While the eldest tv daughter is mired in the kitchen, the dad and two younger daughters have fun in the snow, riding circular plastic saucers sliding down hills, saucers I don't remember seeing until the early-1970s, but we had an aluminum toboggan big enough for three, as the 1940s episode has, and there was always cardboard around Willmore Park near the McLeod River, the best tobogganing place, about ten kilometres south of our house.  Dad didn't toboggan; he said that years earlier he'd tobogganed into a prickly bush that stripped the skin from one of his legs.  I thought of that years later, when I jumped through a fire that had moved from the grass around my Hudson's Bay staff house in Fort Providence and started burning a wall of the house.  I jumped through the rising fire and ran around the front of the house for a pail of water from the kitchen.  I put out the fire, leaving only a black singe a couple feet up the wall:  I was in short pants and the fire burned the hair off at least one leg.  Many years later, I would lose every hair on my body to cancer treatment. 

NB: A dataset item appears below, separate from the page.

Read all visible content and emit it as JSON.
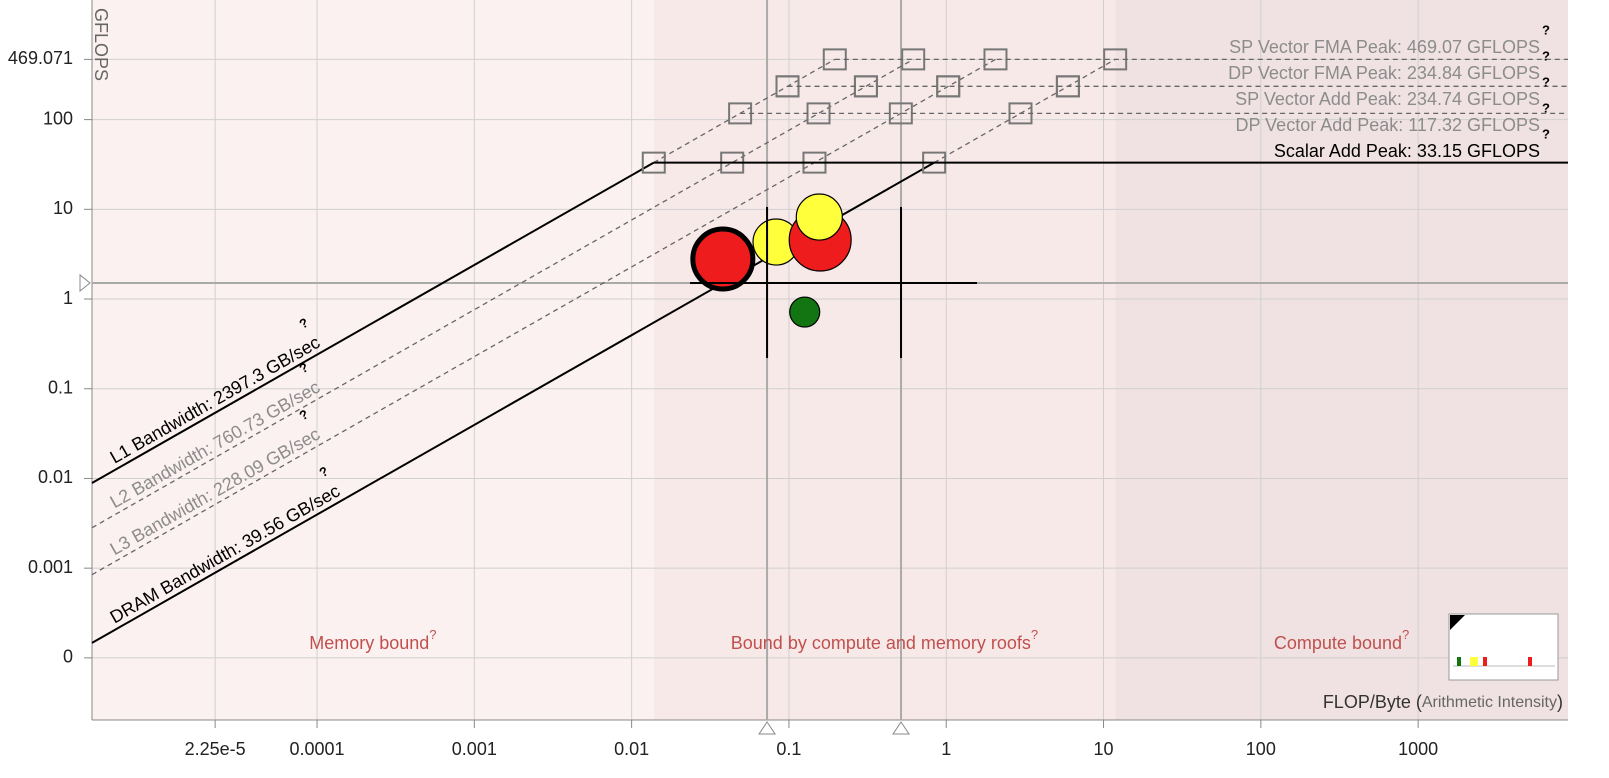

The episode narrator said that there was public encouragement to play outside in all weather.  In Grade 11 physical education, running outside was optional if it was colder than -30.  I ran my best two miles, 11:10, that year, outside, in -37.  In my Grade 4-6 school, we went into the bush near the school and shake or kick evergreen trees, then try to jump out of the way before their snow fell on us.  We'd also start rolling snowballs for snowmen, but more often merely combine the muscles of many children to make one snowball very big.  The tv dad gets indoor as well as outdoor exercise, using a Canadian air force exercise pamphlet I recognized because ten or so years ago I acquired one just like it at a used book sale.

Perhaps I like the 1950s episode more than the 1940s one because I'm used to the sniffy British accent of the narrator and the characters' sneers at the old-style food and gadgets. 

I like spam and I can make pancakes from scratch, two novelties for the tv mom, but not for my mom, or for me, or for my daughter.  This cute show bursts with reminders of yesteryear, and of this now, for those of us who see history as a force making us what we are, not as an irrelevant curiosity.